A entender de este portal, esta errática aproximación tiene que ver con el informe final de la Comisión de la Verdad y la Reconciliación (CVR) que establece que en el Perú hubo una “estrategia sistemática de violación de derechos humanos”. Y también con la clara estrategia izquierdista de pretender convertir a este informe en una especie de “verdad histórica oficial”, a semejanza de los relatos de los ex países comunistas.
El concepto de “violación sistemática de derechos humanos” siempre representó una estrategia particular de la izquierda. Apuntó a demonizar al fujimorato y establecer los evangelios de la polarización fujimorismo versus antifujimorismo que, a este sector, le posibilitó medrar en el Estado en los últimos 17 años. Sin embargo al priorizar sus intereses políticos, las estrategias de financiación de sus respectivas ONG (con semejante concepto, cuántos proyectos se justifican), e insistir desde el Estado en convertir el informe de la CVR en verdad oficial, la izquierda desconoció posiblemente una de las mayores expresiones de la peruanidad que emergió en el siglo XX.
La movilización de la sociedad peruana contra el terrorismo es quizá la primera gesta que integró realmente a todos los peruanos: criollos, mestizos, andinos, ciudades, áreas rurales, mesocracias y pobrezas.

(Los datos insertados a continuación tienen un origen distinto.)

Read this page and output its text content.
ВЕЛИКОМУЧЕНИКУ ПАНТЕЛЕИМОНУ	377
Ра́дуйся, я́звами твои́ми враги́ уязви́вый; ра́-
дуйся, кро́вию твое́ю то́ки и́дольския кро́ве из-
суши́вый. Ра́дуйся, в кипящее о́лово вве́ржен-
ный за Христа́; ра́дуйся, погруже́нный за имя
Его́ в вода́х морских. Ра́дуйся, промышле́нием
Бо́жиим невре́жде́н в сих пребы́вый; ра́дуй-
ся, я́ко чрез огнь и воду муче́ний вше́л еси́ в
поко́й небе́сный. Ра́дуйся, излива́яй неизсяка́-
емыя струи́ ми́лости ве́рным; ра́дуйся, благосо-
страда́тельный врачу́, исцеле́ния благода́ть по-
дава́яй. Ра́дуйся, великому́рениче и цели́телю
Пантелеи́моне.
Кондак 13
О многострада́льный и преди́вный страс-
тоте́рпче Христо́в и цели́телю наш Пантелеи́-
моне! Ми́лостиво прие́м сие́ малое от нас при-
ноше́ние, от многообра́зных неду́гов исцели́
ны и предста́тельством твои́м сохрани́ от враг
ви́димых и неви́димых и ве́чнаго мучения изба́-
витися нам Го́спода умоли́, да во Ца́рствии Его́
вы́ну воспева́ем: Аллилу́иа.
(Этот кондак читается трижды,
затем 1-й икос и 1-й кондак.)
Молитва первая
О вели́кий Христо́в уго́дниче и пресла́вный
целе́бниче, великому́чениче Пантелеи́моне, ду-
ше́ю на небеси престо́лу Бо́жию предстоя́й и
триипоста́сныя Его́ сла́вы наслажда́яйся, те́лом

Ni la guerra de la Independencia, ni la guerra del Pacífico, ni los conflictos con el Ecuador tuvieron la connotación nacional y de peruanidad que expresó la movilización contra el terrorismo. Hablar entonces de “violación sistemática” —mencionando excesos como los de Barrios Altos, la Cantuta y otros— es negar que las batallas contra el terror en el campo, en realidad, representan la más grande gesta campesina de la historia republicana. Y, sobre todo, es negar el papel del mundo andino en la pacificación de la que hoy todos gozamos. Algo que revela el evidente clasismo de la zurda capitalina.
El concepto de “violación sistemática de derechos humanos”, de alguna manera, también pretende edulcorar la responsabilidad del marxismo y del maoísmo en el surgimiento del terror. El terrorismo comunista en el Perú de los ochenta no se explica por la situación de pobreza a la que había arrojado al país el estatismo populista (Haití y Bolivia eran más o igual de pobres y no padecieron el terror), sino por la prédica ideológica y cultural del maoísmo marxista décadas antes del primer disparo del terror.
Con semejantes reflexiones es posible entender la conducta errática de Foronda y de la funcionaria del LUM, ¿o no? El país entonces necesita seguir discutiendo sobre la reciente historia, recogiendo todos los relatos, todas las aproximaciones, para intentar alguna idea común, una aproximación, con respecto a lo que pasó frente a la amenaza del terrorismo colectivista.